By applying a given amount of torque to the landing tool, a very precise amount of sealing pressure can be applied to the metal seal ring. The upper shoulder (11) prevents overloading of the seal. When the desired amount of torque has been applied, the running tool is removed and the metal sealing assembly remains energized by the drive sleeve. In addition, the split ring remains in the groove (8) , preventing blowout. Although the foregoing specifically describes one embodiment of the invention, it should be that the invention is not limited to a single embodiment and the inventive concepts could be utilized in a number of different ways. As the foregoing demonstrates, the present invention overcomes the problems associated with relying on the weight of a tubing string to energize a metal to metal sea. In addition, the invention provides an effective way to guard against an upward surge of pressure from the well and the resulting blowout.

Claims

I CLAIM

1. A tubing hanger sealing system comprising: a substantially cylindrical tubing head having a flange at each end, a substantially vertical longitudinal bore therethrough and a groove in the upper portion of the inside diameter of said substantially vertical longitudinal bore; a substantially cylindrical tubing hanger with a longitudinal bore therethrough for communicating with a tubing string, said substantially cylindrical tubing hanger having a partially threaded upper portion with a plurality of anti-rotational knobs and a larger diameter lower portion, said upper and lower portions being separated by an outwardly sloping shoulder; a substantially cylindrical drive sleeve having threads on the lower inside portion thereof, said drive sleeve constructed and arranged to engage, in a threaded relationship, with said tubing hanger, said substantially cylindrical drive sleeve further having a larger upper outside diameter and a smaller lower, outside diameter, said outside diameters being separated by an inwardly slopping shoulder; a substantially circular load ring having a smaller upper inside diameter and a larger lower inside diameter, said diameters separated by an inverted shoulder, said inverted shoulder having a plurality of slots on the underside thereof, said slots constructed and arranged to engage said anti- rotational knobs on said lower diameter of said tubing hanger; a metal sealing ring having an inner surface, said inner surface defining a downward facing wedge and further defining an annular groove in the outer surface to form an upper and lower annular sealing surface; a split ring constructed and arranged to fit into said groove in the upper portion of said inside diameter of said tubing head, the outside diameter of said ring having an upper shoulder and a lower inverted shoulder corresponding to the inverted top shoulder and the lower shoulder of said groove; a bearing ring attached to the top of said load ring to reduce friction between said substantially circular load ring and said drive sleeve.

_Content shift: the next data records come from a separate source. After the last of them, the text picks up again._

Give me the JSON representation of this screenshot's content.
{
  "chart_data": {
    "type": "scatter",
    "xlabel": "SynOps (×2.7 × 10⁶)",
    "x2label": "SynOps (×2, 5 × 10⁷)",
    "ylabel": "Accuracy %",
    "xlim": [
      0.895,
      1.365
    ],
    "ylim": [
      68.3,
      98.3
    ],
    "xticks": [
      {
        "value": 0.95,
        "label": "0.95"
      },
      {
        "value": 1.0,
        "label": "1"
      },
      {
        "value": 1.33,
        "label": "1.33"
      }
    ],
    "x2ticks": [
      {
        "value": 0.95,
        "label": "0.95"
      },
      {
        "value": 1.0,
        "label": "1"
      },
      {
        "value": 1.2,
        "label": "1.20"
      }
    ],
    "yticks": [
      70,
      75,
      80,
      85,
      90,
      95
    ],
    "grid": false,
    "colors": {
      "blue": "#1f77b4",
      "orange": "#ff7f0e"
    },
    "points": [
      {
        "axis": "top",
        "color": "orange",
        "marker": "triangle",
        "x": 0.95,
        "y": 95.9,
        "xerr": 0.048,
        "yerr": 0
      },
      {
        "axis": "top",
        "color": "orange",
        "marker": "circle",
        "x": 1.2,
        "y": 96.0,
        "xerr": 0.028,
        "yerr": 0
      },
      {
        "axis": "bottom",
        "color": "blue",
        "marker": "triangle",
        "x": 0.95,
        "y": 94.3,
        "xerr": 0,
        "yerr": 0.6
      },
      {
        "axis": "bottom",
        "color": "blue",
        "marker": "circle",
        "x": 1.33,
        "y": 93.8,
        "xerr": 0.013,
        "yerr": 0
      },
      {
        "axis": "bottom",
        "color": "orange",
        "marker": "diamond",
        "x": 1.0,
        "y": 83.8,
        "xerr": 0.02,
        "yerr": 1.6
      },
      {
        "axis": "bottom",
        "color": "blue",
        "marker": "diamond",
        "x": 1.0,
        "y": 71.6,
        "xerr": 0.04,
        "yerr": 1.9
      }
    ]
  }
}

2. The tubing hanger sealing assembly as defined in claim 1 wherein said cylindrical drive sleeve includes a J- slot around its upper perimeter, said J-slots constructed and arranged to allow engagement with a removable energizing tool.

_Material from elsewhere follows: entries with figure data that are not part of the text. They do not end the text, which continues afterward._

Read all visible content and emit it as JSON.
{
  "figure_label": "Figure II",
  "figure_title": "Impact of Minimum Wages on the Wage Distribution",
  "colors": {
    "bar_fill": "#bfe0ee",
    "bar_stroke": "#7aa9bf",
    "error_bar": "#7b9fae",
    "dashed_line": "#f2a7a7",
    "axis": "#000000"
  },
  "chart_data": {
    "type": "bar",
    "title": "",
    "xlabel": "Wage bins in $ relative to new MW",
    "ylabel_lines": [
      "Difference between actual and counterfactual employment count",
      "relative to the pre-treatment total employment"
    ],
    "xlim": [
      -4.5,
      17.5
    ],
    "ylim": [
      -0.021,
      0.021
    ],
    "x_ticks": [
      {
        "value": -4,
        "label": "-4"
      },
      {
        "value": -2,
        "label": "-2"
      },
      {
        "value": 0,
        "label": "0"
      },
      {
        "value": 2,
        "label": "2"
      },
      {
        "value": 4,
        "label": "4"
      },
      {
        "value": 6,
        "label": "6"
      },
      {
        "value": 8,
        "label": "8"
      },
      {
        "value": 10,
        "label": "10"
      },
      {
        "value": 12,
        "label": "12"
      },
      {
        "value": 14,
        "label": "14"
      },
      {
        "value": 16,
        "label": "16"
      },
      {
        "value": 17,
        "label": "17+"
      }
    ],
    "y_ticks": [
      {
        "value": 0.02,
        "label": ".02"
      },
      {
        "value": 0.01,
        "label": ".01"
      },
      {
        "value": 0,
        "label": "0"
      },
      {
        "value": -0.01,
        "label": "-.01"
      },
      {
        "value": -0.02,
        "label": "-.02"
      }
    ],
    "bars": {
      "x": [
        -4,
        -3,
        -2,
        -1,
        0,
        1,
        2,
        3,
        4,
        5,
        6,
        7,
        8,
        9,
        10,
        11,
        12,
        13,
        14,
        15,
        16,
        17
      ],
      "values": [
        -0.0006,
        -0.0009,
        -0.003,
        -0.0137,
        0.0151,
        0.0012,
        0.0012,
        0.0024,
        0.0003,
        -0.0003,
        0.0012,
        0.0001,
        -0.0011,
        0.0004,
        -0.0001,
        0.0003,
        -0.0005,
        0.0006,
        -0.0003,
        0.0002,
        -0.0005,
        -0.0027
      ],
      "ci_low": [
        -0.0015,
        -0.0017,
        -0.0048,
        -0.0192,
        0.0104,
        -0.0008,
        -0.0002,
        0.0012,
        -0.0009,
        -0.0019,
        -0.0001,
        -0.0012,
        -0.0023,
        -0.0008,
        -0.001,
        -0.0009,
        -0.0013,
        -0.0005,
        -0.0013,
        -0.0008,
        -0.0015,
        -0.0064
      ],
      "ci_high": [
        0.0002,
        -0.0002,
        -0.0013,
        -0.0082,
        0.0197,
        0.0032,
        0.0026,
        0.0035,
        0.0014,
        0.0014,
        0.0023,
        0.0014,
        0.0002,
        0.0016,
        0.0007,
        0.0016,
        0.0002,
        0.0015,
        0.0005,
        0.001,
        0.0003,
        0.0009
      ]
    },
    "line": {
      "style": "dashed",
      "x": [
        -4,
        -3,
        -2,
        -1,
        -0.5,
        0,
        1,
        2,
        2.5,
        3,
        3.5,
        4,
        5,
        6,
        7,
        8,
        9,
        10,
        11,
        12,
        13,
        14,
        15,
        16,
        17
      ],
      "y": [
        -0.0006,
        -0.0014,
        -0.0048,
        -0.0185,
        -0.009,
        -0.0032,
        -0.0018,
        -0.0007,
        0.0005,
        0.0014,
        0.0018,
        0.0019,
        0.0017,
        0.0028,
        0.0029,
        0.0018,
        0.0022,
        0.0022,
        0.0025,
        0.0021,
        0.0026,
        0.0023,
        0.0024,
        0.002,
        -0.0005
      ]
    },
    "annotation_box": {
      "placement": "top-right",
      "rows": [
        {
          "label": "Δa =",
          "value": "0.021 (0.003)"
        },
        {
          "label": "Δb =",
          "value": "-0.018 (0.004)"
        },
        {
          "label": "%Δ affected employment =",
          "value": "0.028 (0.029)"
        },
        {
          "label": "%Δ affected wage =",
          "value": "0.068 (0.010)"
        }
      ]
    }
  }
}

3. The tubing hanger sealing assembly as defined in Claim 1 wherein said cylindrical drive sleeve includes a larger upper diameter and a smaller lower diameter, said larger and smaller diameters being separated by two inwardly sloping shoulders.

4. A method of installing a tubing hanger sealing system comprising the steps of: lowering a running tool into the tubing head; engaging the drive sleeve with said running tool; rotating said running tool until the sleeve exerts a desired amount of force on the split ring driving it into said notch in the upper portion of said inside diameter of said tubing head and engaging said bearing ring which exerts a downward force on said metal seal; disengaging said running tool from said drive sleeve, and extracting said running tool.